Bu kadar faiz ödemezdik. Bu kadar faiz ödenmesine sebep olan ihmaller silsilesine, israflar silsilesine, kamu kaynaklarının verimsiz kullanılmasına sebep olmazdık.

Efendim, kayyumlar atanıyor, yolsuzluk araştırılıyor. Ben cumhurbaşkanı olsaydım yolsuzluk araştırılırdı da milletin iradesi gasp edilmezdi. Belediyede encümen oylamasıyla milletin iradesine musallat olmazdım. Her kuruşun takibini yapardım ama belediyede encümen çokluğuna yaslanıp milletin iradesini yok sayıp, milletin seçtiği belediyeyi encümen oyuyla almaya kalkmazdım.

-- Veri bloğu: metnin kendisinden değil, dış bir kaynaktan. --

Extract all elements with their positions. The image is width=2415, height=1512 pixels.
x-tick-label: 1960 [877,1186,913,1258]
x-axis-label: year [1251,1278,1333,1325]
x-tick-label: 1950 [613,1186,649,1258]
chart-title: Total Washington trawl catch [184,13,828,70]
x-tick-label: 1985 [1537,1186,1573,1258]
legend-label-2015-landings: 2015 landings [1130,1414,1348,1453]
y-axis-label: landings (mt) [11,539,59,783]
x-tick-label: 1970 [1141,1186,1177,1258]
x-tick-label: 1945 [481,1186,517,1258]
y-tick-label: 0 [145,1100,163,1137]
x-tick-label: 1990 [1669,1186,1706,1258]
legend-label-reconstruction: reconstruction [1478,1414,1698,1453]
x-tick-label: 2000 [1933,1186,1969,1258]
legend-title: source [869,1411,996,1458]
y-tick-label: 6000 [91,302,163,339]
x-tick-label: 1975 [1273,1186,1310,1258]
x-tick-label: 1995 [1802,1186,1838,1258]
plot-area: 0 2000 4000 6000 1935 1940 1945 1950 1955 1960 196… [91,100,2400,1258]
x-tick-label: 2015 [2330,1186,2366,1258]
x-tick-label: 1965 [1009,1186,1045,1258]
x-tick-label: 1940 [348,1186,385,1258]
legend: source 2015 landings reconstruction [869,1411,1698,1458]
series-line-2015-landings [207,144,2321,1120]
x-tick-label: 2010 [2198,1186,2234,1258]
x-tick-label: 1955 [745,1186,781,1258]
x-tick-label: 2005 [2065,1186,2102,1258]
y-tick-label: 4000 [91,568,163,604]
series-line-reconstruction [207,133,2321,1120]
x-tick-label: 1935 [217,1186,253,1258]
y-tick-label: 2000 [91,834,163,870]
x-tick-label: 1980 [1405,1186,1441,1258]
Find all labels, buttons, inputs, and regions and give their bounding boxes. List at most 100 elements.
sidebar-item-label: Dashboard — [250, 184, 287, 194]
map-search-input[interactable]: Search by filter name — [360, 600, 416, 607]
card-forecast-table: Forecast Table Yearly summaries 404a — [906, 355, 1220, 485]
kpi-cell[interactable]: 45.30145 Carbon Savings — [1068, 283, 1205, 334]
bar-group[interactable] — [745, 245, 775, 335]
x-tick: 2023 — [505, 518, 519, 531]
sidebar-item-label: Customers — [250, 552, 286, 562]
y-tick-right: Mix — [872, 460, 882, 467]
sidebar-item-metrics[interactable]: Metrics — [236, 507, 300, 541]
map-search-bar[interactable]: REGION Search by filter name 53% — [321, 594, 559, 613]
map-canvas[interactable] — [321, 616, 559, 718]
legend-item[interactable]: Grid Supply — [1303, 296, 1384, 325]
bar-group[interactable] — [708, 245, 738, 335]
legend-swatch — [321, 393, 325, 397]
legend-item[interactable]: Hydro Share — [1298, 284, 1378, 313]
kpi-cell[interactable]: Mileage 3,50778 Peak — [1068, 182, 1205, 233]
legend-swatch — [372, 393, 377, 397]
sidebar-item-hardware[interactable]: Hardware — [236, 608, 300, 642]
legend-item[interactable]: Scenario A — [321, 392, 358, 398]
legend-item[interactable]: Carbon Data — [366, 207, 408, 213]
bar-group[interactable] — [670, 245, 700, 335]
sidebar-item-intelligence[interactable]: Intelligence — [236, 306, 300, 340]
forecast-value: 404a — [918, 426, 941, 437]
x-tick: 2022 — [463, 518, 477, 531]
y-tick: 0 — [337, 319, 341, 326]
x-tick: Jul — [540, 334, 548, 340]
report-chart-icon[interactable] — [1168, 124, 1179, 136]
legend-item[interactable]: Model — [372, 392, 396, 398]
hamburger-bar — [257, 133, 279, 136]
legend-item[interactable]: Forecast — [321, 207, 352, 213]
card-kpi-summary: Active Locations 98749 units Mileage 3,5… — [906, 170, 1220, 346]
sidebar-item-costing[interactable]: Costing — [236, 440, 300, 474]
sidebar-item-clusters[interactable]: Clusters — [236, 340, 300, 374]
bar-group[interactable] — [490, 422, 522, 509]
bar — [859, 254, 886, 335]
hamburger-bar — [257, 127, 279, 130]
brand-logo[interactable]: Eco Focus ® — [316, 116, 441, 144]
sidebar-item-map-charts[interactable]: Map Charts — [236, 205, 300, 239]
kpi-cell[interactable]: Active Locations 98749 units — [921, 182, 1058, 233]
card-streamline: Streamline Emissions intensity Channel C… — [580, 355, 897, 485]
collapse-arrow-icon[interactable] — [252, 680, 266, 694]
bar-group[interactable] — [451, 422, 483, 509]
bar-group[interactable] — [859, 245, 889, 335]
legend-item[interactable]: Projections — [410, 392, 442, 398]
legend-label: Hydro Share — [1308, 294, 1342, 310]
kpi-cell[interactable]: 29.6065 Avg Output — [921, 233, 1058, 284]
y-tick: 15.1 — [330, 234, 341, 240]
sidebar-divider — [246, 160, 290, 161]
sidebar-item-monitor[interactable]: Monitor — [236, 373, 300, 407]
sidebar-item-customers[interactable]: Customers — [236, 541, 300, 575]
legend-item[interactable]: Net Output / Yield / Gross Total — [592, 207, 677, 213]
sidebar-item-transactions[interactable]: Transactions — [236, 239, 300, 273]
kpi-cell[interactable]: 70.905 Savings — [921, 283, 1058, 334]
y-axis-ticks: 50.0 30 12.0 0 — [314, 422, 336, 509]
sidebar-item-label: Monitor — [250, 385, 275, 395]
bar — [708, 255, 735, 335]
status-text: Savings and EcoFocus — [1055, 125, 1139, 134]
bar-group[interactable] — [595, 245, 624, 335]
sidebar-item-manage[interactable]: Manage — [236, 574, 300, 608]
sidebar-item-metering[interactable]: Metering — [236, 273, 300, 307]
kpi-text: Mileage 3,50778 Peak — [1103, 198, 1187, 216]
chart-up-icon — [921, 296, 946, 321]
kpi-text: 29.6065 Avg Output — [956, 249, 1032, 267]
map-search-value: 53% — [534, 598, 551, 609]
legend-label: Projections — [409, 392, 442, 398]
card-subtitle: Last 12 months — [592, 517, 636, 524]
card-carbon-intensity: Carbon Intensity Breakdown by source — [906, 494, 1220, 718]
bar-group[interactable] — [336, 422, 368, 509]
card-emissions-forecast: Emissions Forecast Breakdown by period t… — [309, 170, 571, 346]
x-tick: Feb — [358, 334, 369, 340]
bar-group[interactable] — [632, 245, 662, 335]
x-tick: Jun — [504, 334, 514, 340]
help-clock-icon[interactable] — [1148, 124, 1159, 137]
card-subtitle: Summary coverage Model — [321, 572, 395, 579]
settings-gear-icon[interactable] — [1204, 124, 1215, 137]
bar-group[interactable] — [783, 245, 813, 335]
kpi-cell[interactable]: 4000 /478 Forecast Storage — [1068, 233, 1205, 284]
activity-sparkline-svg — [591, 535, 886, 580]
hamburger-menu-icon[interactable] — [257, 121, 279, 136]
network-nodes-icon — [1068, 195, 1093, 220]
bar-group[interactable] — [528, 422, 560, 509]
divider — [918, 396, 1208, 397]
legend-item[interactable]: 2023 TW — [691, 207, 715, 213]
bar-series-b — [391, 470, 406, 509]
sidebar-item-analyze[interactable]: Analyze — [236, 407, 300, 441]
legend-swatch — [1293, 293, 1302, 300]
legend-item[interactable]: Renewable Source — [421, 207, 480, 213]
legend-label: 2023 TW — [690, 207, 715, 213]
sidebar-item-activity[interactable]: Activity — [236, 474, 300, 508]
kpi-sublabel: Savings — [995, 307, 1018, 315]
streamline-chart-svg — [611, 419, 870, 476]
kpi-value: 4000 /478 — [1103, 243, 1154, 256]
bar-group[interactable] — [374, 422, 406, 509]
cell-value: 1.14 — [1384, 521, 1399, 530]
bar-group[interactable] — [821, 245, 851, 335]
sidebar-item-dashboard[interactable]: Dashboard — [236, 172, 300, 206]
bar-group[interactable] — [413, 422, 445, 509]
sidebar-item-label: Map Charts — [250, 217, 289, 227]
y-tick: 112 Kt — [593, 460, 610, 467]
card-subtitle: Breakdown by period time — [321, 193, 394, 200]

Ben cumhurbaşkanı olsaydım, bu kadar zaman emekliye 22.000 lira vermek zorunda kaldığınız bu fakirlik girdabını oluşturmazdım. Milli geliri 2002’de $25.000’a taşıyacağım deyip, şimdi hesaplama tekniğini değiştirip $6.000-7.000 yukarıda çıksın diye, gelenle gidenle, mülteciyle, sığınmacıyla 95 milyon nüfusumuzu 85 milyona bölüp, hesaplama tekniğini değiştirip, doları baskılayıp $16.000-17.000’ı istatistikle çıkarıp mutlu olmazdım. Ben cumhurbaşkanı olsaydım, alım gücünden ölçebilen, yaşadığı şartlardan bereketi hissedebilen, hazinesi dolu olabilen, emeklisine en düşük emekli aylığı 16.800 lira değil, açlık sınırını 30.000 lira belirleyip, asgari ücretlisine 22.000 lira vermekten utanmayan bu siyasal iklime milleti düşürmezdim.

Bunları şunun için söylüyorum:

Biz şimdi siyasi irade koyuyoruz. Sanki en iyisini AK Parti yapabilirmiş gibi davranıyorlar. Sanki onlardan daha iyisi mümkün değilmiş gibi konuşuyorlar. Bayrak yarışıdır. Siz, sizden daha önce yapılanlara razı olmadınız, teslim aldınız. Biz sizden daha iyisini yapacağız diye, mukaddes bir emanet olarak memleketimizi sizden dualarla teslim alacağız."